Kellogg’s, a US cereal multinational, has been punished in Mexico for failing to comply with the new labeling standards for excess sugar, salt and fat. The South American country is particularly prone to overweight and obesity.
A spokesman for the lawsuit told AFP on Tuesday that about 380,000 corn flakes and other baby breakfast staples had been “shaken” and sold for 75 points at the U.S. brand’s distribution center.
The Consumer Protection Agency said in a January 14 press release that these products do not have regulatory labels “against excess calories and added sugars”.
“We provide comprehensive, science-based nutrition information through the labels of the products we sell worldwide,” Kellogg defended himself in an “important announcement” on its portal in Mexico. “Kellogg is the first company in Mexico to incorporate nutritional guides into its products,” says Kellogg.
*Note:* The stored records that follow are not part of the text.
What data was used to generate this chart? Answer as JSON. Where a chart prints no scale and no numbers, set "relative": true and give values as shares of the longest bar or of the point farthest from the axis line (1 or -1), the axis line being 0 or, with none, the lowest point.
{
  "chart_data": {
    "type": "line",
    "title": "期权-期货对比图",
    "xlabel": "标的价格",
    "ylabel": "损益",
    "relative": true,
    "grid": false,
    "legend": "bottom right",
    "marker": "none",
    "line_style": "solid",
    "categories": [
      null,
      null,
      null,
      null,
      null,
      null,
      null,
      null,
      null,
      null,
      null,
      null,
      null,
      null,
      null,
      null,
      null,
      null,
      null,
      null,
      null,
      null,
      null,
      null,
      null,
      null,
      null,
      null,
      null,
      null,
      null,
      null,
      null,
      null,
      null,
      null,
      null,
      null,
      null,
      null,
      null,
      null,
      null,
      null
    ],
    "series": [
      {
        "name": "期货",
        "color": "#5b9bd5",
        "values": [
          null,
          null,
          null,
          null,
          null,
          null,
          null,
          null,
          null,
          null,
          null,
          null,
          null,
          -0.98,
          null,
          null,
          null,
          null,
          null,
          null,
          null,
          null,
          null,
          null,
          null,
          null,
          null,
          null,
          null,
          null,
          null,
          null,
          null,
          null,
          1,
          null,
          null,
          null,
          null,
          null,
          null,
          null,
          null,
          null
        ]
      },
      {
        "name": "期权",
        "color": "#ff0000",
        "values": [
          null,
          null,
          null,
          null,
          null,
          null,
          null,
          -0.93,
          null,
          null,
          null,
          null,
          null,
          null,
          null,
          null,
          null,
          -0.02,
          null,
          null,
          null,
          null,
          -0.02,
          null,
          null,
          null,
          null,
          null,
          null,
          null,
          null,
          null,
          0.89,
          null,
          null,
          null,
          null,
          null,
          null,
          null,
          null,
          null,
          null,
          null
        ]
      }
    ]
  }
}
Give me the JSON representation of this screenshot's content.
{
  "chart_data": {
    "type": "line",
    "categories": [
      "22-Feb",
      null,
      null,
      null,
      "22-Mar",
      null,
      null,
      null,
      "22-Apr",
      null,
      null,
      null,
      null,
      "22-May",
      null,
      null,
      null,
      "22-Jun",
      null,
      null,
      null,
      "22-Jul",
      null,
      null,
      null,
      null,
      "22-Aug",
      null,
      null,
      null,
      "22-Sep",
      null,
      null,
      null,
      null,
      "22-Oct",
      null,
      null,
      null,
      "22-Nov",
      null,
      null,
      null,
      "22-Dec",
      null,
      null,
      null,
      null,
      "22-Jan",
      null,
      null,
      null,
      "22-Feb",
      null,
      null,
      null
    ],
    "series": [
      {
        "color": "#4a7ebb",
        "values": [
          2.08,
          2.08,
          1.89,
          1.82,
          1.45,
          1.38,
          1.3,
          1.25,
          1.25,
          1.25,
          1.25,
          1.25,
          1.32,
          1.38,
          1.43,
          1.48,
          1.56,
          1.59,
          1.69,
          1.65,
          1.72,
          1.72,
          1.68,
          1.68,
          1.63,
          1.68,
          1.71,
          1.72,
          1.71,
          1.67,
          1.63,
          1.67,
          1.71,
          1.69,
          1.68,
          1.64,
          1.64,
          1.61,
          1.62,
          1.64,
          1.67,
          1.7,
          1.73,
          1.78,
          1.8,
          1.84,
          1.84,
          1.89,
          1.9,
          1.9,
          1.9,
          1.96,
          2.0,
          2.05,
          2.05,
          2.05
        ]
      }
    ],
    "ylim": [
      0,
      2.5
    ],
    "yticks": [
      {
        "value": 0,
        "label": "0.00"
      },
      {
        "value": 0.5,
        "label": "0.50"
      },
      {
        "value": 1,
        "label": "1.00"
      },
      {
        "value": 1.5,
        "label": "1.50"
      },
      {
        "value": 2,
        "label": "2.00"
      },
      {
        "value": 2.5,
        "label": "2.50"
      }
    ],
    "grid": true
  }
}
Soup cans are already fitted
From October 2020, food companies will need a new standard to warn consumers against excess sugar, salt and fat in their products. Drawing on packaging packages to protect children is also prohibited.
Results: In supermarkets, most food items – Mexican or imported – are offered for sale with the key black and white stamps on their packaging. These labels warn against “excess sugar”, “sodium (salt)” or “saturated fat”. Some products have all three brands.
According to the government, “70% of Mexicans and almost a third of them are obese” and officials are trying to tackle overweight problems. Authorities had already kept the cans of instant soup immobile for similar reasons last October.